Hearing a mother who lost her 16-year-old child after the child consumed popular Lebanese dish Shawarma, the Kerala High Court has ordered for Food Safety and Standard Authority of India’s (FSSAI) ‘Shawarma Guidelines’ to be necessarily incorporated into the statutory licenses of all the eateries. It said that it would continue to keep the writ petition alive for some more time “to make sure that another mother will not have to approach this Court in the same manner as the petitioner is being constrained to.”
The Court said that alongwith the said guidelines, FSSAI’s ‘order of ban’ dated January 12, 2022 should also be incorporated so that the eateries cannot henceforth take the stand that they were not aware of both.
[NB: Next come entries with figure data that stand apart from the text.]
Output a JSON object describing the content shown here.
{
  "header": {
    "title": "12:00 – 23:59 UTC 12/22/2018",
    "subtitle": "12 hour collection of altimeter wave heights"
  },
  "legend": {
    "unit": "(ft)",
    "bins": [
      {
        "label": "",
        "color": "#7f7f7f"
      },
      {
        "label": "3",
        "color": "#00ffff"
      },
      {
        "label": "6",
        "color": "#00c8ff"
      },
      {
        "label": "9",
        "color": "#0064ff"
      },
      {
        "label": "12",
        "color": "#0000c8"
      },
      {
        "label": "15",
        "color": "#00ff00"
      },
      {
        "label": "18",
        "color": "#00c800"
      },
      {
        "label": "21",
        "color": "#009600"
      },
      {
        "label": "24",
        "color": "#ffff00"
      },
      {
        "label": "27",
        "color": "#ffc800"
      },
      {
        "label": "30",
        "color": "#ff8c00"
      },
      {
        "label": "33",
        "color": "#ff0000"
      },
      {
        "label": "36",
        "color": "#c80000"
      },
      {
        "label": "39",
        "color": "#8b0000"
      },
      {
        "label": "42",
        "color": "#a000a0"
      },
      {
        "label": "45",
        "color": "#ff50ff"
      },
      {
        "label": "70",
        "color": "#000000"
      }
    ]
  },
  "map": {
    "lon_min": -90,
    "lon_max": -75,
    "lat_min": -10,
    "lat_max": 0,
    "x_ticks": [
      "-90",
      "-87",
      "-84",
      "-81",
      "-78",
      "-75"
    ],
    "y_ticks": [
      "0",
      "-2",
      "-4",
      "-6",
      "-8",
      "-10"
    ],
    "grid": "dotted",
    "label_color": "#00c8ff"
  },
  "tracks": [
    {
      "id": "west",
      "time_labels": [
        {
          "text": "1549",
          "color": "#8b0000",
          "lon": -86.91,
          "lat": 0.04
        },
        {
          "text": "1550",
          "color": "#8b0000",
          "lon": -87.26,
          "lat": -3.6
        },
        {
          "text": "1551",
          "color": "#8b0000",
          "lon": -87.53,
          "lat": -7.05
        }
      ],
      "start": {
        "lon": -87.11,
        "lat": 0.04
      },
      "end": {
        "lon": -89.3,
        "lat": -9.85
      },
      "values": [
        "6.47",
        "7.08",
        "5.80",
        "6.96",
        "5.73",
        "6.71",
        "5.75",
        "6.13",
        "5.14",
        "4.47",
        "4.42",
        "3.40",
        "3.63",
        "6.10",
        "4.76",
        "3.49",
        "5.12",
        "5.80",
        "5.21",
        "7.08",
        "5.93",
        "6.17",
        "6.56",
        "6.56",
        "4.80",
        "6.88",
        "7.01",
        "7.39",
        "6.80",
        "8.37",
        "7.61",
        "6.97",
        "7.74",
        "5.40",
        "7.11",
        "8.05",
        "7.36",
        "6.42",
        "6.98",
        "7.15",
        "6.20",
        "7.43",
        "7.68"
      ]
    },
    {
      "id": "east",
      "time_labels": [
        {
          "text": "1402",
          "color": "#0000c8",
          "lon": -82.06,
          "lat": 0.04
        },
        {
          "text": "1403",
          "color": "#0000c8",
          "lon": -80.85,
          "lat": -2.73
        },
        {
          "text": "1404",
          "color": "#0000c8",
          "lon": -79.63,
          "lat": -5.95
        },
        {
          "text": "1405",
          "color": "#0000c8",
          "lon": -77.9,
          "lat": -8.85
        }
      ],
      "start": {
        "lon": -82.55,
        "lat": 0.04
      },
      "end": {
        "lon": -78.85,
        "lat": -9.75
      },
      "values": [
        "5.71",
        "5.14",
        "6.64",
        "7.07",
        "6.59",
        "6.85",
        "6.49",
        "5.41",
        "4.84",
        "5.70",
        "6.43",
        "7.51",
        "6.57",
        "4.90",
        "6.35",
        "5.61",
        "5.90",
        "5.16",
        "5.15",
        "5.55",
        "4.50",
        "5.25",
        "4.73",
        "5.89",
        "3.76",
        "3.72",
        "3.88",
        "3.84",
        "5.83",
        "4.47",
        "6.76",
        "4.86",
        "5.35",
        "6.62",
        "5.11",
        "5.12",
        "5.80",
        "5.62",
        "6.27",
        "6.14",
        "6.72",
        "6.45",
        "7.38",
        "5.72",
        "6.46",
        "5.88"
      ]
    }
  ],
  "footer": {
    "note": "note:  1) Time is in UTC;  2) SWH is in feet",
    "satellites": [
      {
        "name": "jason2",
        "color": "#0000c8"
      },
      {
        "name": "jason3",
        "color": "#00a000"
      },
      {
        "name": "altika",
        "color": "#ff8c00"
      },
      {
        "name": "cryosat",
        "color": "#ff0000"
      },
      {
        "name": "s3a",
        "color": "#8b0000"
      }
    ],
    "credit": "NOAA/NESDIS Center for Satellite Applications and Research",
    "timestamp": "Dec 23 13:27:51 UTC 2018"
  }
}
The Court took note of the Food Safety Commissioner’s submission that in the case of ‘Shawarma’, one “major cause of accident was that it was being consumed by customers much after the time frame it was safe for consumption”.
It held in this regard that in this scenario “necessary instructions shall also be given to all the eateries to exhibit the date and time of the preparation of the food article on its packaging,” for all across-the-counter and takeaway parcels.
It further directed that necessary steps should be taken to create awareness amongst consumers as to strict adherence to these timelines for safe consumption of a food article. This was to be overseen by the Food Safety Commissioner and authorities under her on a regular basis, it held.
The matter was being heard by a bench of Justice Devan Ramachandran.
Facts of the case
The brief facts of the case are that the petitioner, mother of a 16-year-old child lost her child after the child consumed shawarma from an eatery.
The mother alleged inter alia that the food manufacturer in question was operating without licence, there were no inspections conducted on them, for at least two years by the competent Authorities under the Food Safety and Standard Authority of India (FSSAI).
Hence, the aggrieved mother approached the Kerala High Court seeking appropriate directions to the relevant authorities as well as compensation under constitutional tort principles.
She further sought interim directions to the Food Safety Commissioner, the Assistant Commissioner of Food Safety, and the Food Safety Officer, to submit a report on the measures taken for implementation of the Food Safety and Standards Act, 2006 and Regulation 2011, in the interest of justice.
FSSAI Commissioner’s submissions
While clarifying at the outset that she had joined the post only in the last two weeks, the Commissioner who was present in person (through the online mode) pursuant to the Court’s directions, informed the bench that ‘Shawarma Guidelines’ were issued by the Department on September 25, 2022.
She added that an ‘Order of Ban’ had also been issued and enforcement drives and inspections were being conducted on a regular basis, in which several eateries were issued notices.
She further said that orders relating to labelling of parcels, requiring the eateries to mention the specific date and time of manufacture; had also been issued after the case, and consumer awareness campaigns would be undertaken.
She pointed out that in the present case, not only the daughter of the petitioner, but various other students were also infected, and details about the same would be filed on affidavit.
The Court noted that despite an order of the FSSAI disallowing the use of raw eggs in the production and storage of mayonnaise on January 12, 2023 there had been an incident of death by suspected consumption of ‘Shawarma’ in the recent past as well.
Welcoming the FSSAI’s steps, the bench cautioned that “the battle is far from being won, because, unless the eateries and consumers are made aware of the pitfalls of consuming ‘Shawarma’, except in the manner as governed by the applicable Regulations, Rules and Circulars, such accidents may continue to happen, as we have seen in the recent past.”
Inter alia it ordered the respondents to file a counter affidavit within 3 weeks, wherein details relating to the steps taken along with all orders, Guidelines and other relevant and germane documents must be listed.
The Court also directed for details of violations by any eatery or manufacturer to be listed in due course.
Coming back to the case at hand it said that the details of the prosecution and steps taken against the eatery in question shall also be made available, either along with the affidavit as ordered in direction to allow the Court to decide if the actions taken are in proper perspective.
It then listed the matter for further hearing on December 5.